8 9 10 10 10 10 10 10 11 11 11 11 12 12 13 13 13
14 14 14 15 15 15 15 15 15 15 15 16 16 16 17 17  
17 17 18 18 20 22 25 27 35 38 40            

 

Stem-Leaf Plot Section of Guess
Depth Stem   Leaves
2 . | 8 9
12 1* | 0 0 0 0 0 0 1 1 1 1
17 T | 2 2 3 3 3
(11) F | 4 4 4 5 5 5 5 5 5 5 5
16 S | 6 6 6 7 7 7 7
9 . | 8 8
7 2* | 0
6 T | 2
5 F | 5
  High | 27, 35, 38, 40

Unit = 1 Example: 1 |2 Represents 12

Comments

To achieve the best display, NCSS Jr has split the stems into five parts. The labels used are as follows:
'*’ represents 0-1
‘T’ represents 2-3
‘F’ represents 4-5
‘S’ represents 6-7, and
‘.’ represents 8-9.
This is a common method of splitting stems.

The data exhibits two peaks, which are due to students choosing 10 and 15 more often than numbers near to those. It is a reflection of our number system and the rounding inherent in estimation. Since the original data are retained, the reason for the two peaks can be determined from the stemplot.

There are four high outliers which are given in the 'High' row at the end of the stemplot.


The Fleas Dataset

Researchers at the Purdue University School of Veterinary Medicine deposited 25 female and 10 male fleas in the fur of a cat, in order to study the egg production of the flea. The number of eggs produced by the fleas over 27 consecutive days is given below.

Source: Introduction to the Practice of Statistics, David Moore and George McCabe, p.27

Day

No. of eggs

Day

No of eggs

1

436

15

550

2

495

16

487

3

575

17

585

4

444

18

549

5

754

19

475

6

915

20

435

7

945

21

523

8

655

22

390

9

782

23

425

10

704

24

415

11

590

25

450

12

411

26

395

13

547

27

405

14

584

   

 

Stem-Leaf Plot Section of No_Fleas
Depth Stem   Leaves
2 3 | 9 9
9 4 | 0 1 1 2 3 3 4
13 4 | 5 7 8 9
(3) 5 | 2 4 4
11 5 | 5 7 8 9 9
6 6 |  
6 6 | 5
5 7 | 0
4 7 | 5 8
  High | 91, 94

Unit = 10 Example: 1 |2 Represents 120

Comments

The stemplot shows the data has two clusters.

The last digit of the data was truncated. While some detail from the original data is lost, the stemplot is easier to read.

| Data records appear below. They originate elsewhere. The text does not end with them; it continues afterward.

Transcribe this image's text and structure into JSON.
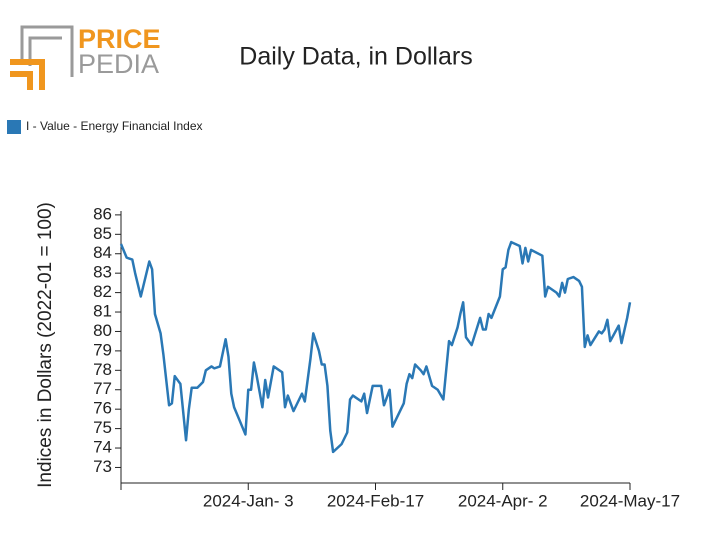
{
  "logo": {
    "first": "PRICE",
    "second": "PEDIA"
  },
  "chart_data": {
    "type": "line",
    "title": "Daily Data, in Dollars",
    "y_label": "Indices in Dollars (2022-01 = 100)",
    "legend_position": "top-left",
    "ylim": [
      72.2,
      86.2
    ],
    "yticks": [
      73,
      74,
      75,
      76,
      77,
      78,
      79,
      80,
      81,
      82,
      83,
      84,
      85,
      86
    ],
    "xlim": [
      "2023-11-19",
      "2024-05-17"
    ],
    "xticks": [
      {
        "value": "2023-11-19",
        "label": null
      },
      {
        "value": "2024-01-03",
        "label": "2024-Jan- 3"
      },
      {
        "value": "2024-02-17",
        "label": "2024-Feb-17"
      },
      {
        "value": "2024-04-02",
        "label": "2024-Apr- 2"
      },
      {
        "value": "2024-05-17",
        "label": "2024-May-17"
      }
    ],
    "x": [
      "2023-11-19",
      "2023-11-21",
      "2023-11-23",
      "2023-11-24",
      "2023-11-26",
      "2023-11-29",
      "2023-11-30",
      "2023-12-01",
      "2023-12-03",
      "2023-12-04",
      "2023-12-06",
      "2023-12-07",
      "2023-12-08",
      "2023-12-10",
      "2023-12-12",
      "2023-12-13",
      "2023-12-14",
      "2023-12-16",
      "2023-12-18",
      "2023-12-19",
      "2023-12-21",
      "2023-12-22",
      "2023-12-24",
      "2023-12-26",
      "2023-12-27",
      "2023-12-28",
      "2023-12-29",
      "2023-12-31",
      "2024-01-02",
      "2024-01-03",
      "2024-01-04",
      "2024-01-05",
      "2024-01-06",
      "2024-01-08",
      "2024-01-09",
      "2024-01-10",
      "2024-01-12",
      "2024-01-15",
      "2024-01-16",
      "2024-01-17",
      "2024-01-19",
      "2024-01-22",
      "2024-01-23",
      "2024-01-25",
      "2024-01-26",
      "2024-01-28",
      "2024-01-29",
      "2024-01-30",
      "2024-01-31",
      "2024-02-01",
      "2024-02-02",
      "2024-02-05",
      "2024-02-07",
      "2024-02-08",
      "2024-02-09",
      "2024-02-12",
      "2024-02-13",
      "2024-02-14",
      "2024-02-16",
      "2024-02-19",
      "2024-02-20",
      "2024-02-22",
      "2024-02-23",
      "2024-02-27",
      "2024-02-28",
      "2024-02-29",
      "2024-03-01",
      "2024-03-02",
      "2024-03-04",
      "2024-03-05",
      "2024-03-06",
      "2024-03-08",
      "2024-03-10",
      "2024-03-12",
      "2024-03-13",
      "2024-03-14",
      "2024-03-15",
      "2024-03-17",
      "2024-03-18",
      "2024-03-19",
      "2024-03-20",
      "2024-03-22",
      "2024-03-25",
      "2024-03-26",
      "2024-03-27",
      "2024-03-28",
      "2024-03-29",
      "2024-04-01",
      "2024-04-02",
      "2024-04-03",
      "2024-04-04",
      "2024-04-05",
      "2024-04-08",
      "2024-04-09",
      "2024-04-10",
      "2024-04-11",
      "2024-04-12",
      "2024-04-16",
      "2024-04-17",
      "2024-04-18",
      "2024-04-21",
      "2024-04-22",
      "2024-04-23",
      "2024-04-24",
      "2024-04-25",
      "2024-04-27",
      "2024-04-29",
      "2024-04-30",
      "2024-05-01",
      "2024-05-02",
      "2024-05-03",
      "2024-05-06",
      "2024-05-07",
      "2024-05-08",
      "2024-05-09",
      "2024-05-10",
      "2024-05-13",
      "2024-05-14",
      "2024-05-16",
      "2024-05-17"
    ],
    "series": [
      {
        "name": "I - Value - Energy Financial Index",
        "color": "#2a78b5",
        "values": [
          84.5,
          83.8,
          83.7,
          83.0,
          81.8,
          83.6,
          83.2,
          80.9,
          79.9,
          78.8,
          76.2,
          76.3,
          77.7,
          77.3,
          74.4,
          76.0,
          77.1,
          77.1,
          77.4,
          78.0,
          78.2,
          78.1,
          78.2,
          79.6,
          78.7,
          76.8,
          76.1,
          75.4,
          74.7,
          77.0,
          77.0,
          78.4,
          77.7,
          76.1,
          77.5,
          76.6,
          78.2,
          77.9,
          76.1,
          76.7,
          75.9,
          76.8,
          76.4,
          78.6,
          79.9,
          79.0,
          78.3,
          78.3,
          77.2,
          74.9,
          73.8,
          74.2,
          74.8,
          76.5,
          76.7,
          76.4,
          76.8,
          75.8,
          77.2,
          77.2,
          76.2,
          77.0,
          75.1,
          76.3,
          77.3,
          77.8,
          77.6,
          78.3,
          78.0,
          77.8,
          78.2,
          77.2,
          77.0,
          76.5,
          78.0,
          79.5,
          79.3,
          80.2,
          80.9,
          81.5,
          79.7,
          79.3,
          80.7,
          80.1,
          80.1,
          80.9,
          80.7,
          81.8,
          83.2,
          83.3,
          84.2,
          84.6,
          84.4,
          83.5,
          84.3,
          83.6,
          84.2,
          83.9,
          81.8,
          82.3,
          82.0,
          81.8,
          82.5,
          82.0,
          82.7,
          82.8,
          82.6,
          82.3,
          79.2,
          79.8,
          79.3,
          80.0,
          79.9,
          80.1,
          80.6,
          79.5,
          80.3,
          79.4,
          80.7,
          81.5
        ]
      }
    ]
  }
}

This stemplot shows an alternative method of displaying split stems. Instead of using the symbols '*' and '.' , the leading digit was repeated. Both methods are common, though the '*' and '.' are traditional.

The two high outliers are listed at the bottom of the stemplot to two significant figures.

As the data was gathered over time a timeplot should also be constructed as this shows how the number of eggs changed over time.